Alles. In einer Nacht

Schauspiel von Falk Richter
Spielwut No.5

Alles. In einer Nacht. Von ihrem Freund im Hotelzimmer zurückgelassen, begibt sich eine junge Frau auf eine nächtliche Odyssee und gerät dabei in Untiefen und Extreme. So wird alles, was in dieser Nacht geschieht, zu einer existenziellen Gratwanderung zwischen Selbstfindung und Selbstverlust, zwischen Realität und Fiktion.

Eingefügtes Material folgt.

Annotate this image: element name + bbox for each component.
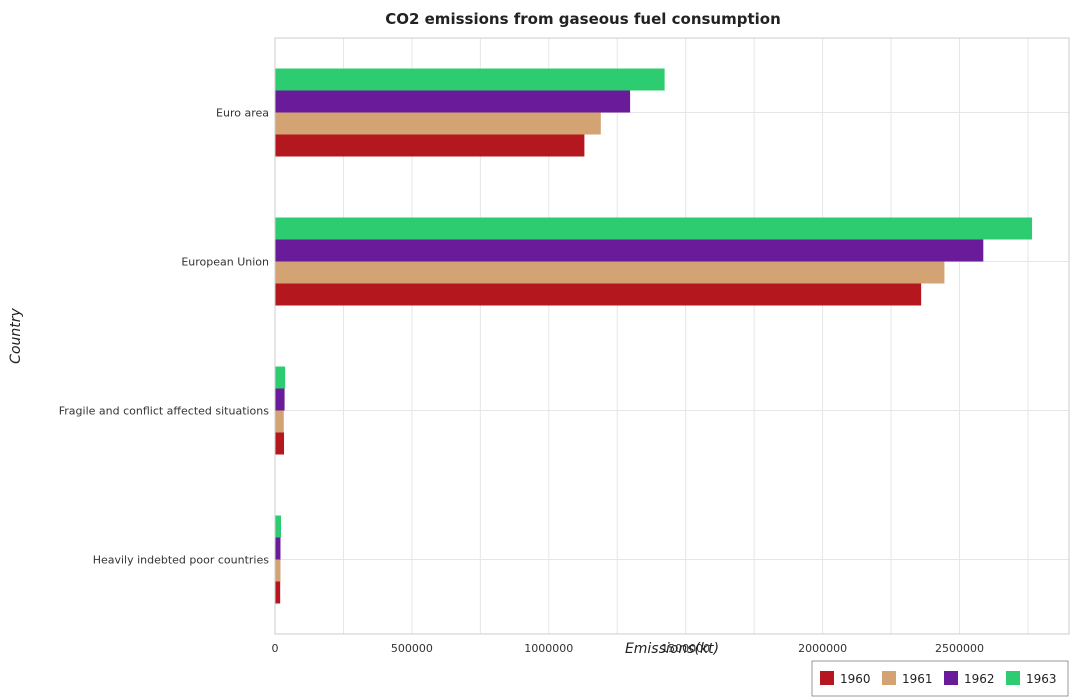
bar-1960 (275, 283, 922, 306)
bar-1960 (275, 581, 281, 604)
x-tick-label: 0 (272, 642, 279, 655)
plot-frame (274, 37, 1070, 635)
legend-box (811, 660, 1069, 697)
bar-1962 (275, 90, 631, 113)
bar-1963 (275, 366, 286, 389)
legend-swatch-1963 (1006, 671, 1020, 685)
x-tick-label: 1000000 (524, 642, 573, 655)
legend-swatch-1962 (944, 671, 958, 685)
bars (275, 68, 1033, 604)
bar-1963 (275, 68, 665, 91)
bar-1961 (275, 112, 601, 135)
bar-1962 (275, 388, 285, 411)
y-tick-label: Euro area (216, 107, 269, 120)
legend-label-1960: 1960 (840, 672, 871, 686)
legend-swatch-1961 (882, 671, 896, 685)
legend-label-1962: 1962 (964, 672, 995, 686)
x-tick-label: 1500000 (661, 642, 710, 655)
x-tick-labels: 0 500000 1000000 1500000 2000000 2500000 (272, 642, 984, 655)
y-tick-label: Heavily indebted poor countries (93, 554, 270, 567)
bar-1962 (275, 239, 984, 262)
y-tick-label: European Union (181, 256, 269, 269)
y-tick-label: Fragile and conflict affected situations (59, 405, 270, 418)
x-axis-label: Emissions(kt) (625, 641, 719, 657)
legend-label-1961: 1961 (902, 672, 933, 686)
bar-1961 (275, 559, 281, 582)
legend-label-1963: 1963 (1026, 672, 1057, 686)
legend-swatch-1960 (820, 671, 834, 685)
bar-1962 (275, 537, 281, 560)
bar-1963 (275, 217, 1033, 240)
x-tick-label: 2000000 (798, 642, 847, 655)
bar-1961 (275, 410, 284, 433)
bar-1961 (275, 261, 945, 284)
legend: 1960 1961 1962 1963 (811, 660, 1069, 697)
bar-1960 (275, 432, 285, 455)
bar-1963 (275, 515, 282, 538)
x-tick-label: 500000 (391, 642, 433, 655)
x-tick-label: 2500000 (935, 642, 984, 655)
y-axis-label: Country (8, 307, 24, 363)
y-tick-labels: Euro area European Union Fragile and confl… (59, 107, 270, 567)
chart-title: CO2 emissions from gaseous fuel consumpt… (385, 10, 781, 28)
bar-1960 (275, 134, 585, 157)
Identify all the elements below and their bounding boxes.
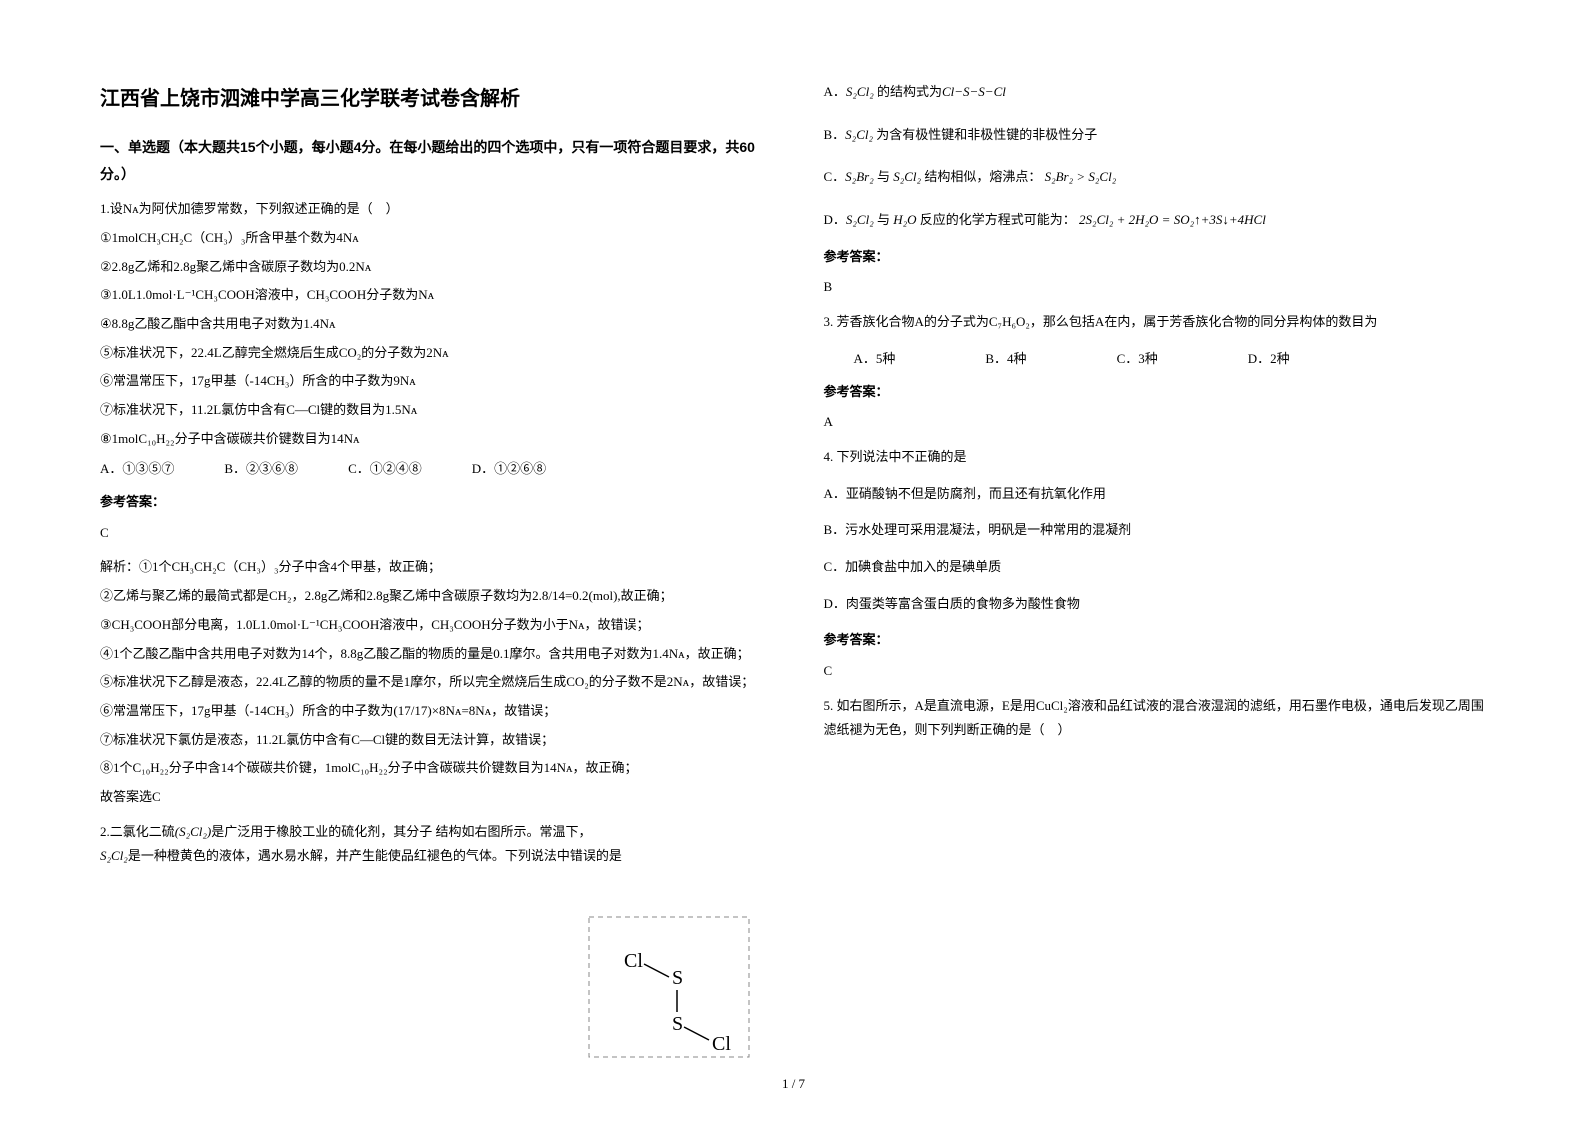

Wenn der Kopf springt vor all diesen Bildern und diese Musik in meinen Kopf
passend zu jedem einzelnen Bild in allen Seiten des Gehirns
Und plötzlich denke ich:
„Fiktion von Kohärenz"

Diese Reihe wird unterstützt vom Verein der Freunde und Förderer
des Staatstheaters Cottbus e. V.

PREMIERE Freitag, 18. Juni 2010

Präsentiert von

Besetzung

RegieLaura Huonker
BühneHans-Holger Schmidt
KostümeJohanna Dürrwald
MusikKai-Uwe Kolkhorst
VideoOliver Seidel
Regieassistenz
Die Frau

Rezensionen

Sylvia Belka-Lorenz, Lausitzer Rundschau, 21.6.2010

„Eine Frau liegt im Unterkleid neben einem zerwühlten Bett und ist . . . allein. Wie lange eigentlich schon? Das scheint sie selbst nicht mehr zu wissen, bestellt sich einen Drink und fragt - nur zur Sicherheit - telefonisch mal nach, ob das normal sei, wenn die Wände immer näher kämen? Der ‚stille Lärm der Verlassenen' scheint sie schier verrückt zu machen. Während sie Liebesspiele im Nebenzimmer fantasiert, ist der Ex längst ‚verfangen in irgendwelchen Netzen', erst sind es Handynetze, während die Frau das Telefonkabel wie eine Nabelschnur um den Hals trägt. Später wird es das Netz einer neuen Versuchung sein. Filmzitate, die sie verinnerlicht hat, überlagern die eigene aussichtslose Lage: ‚Plötzlich sind da Gefühle - und du weißt, es sind nicht deine eigenen!' Die Frau flieht aus dem Zimmer: per Videoeinspiel nehmen wir teil an einer wilden Taxifahrt auf der Suche nach . . . wem eigentlich? Nach dem Treulosen? Oder, noch aussichtsloser, nach sich selbst? ‚Bitte . . . können Sie für mich ein anderes Auto rammen?', fleht die Frau den Taxifahrer an - und ganz kurz immerhin ist zu ahnen, dass sie damit mehr meint, als ein Tarantino-Szenarium nachzuahmen: sich selber spüren, etwas fühlen zu wollen ..."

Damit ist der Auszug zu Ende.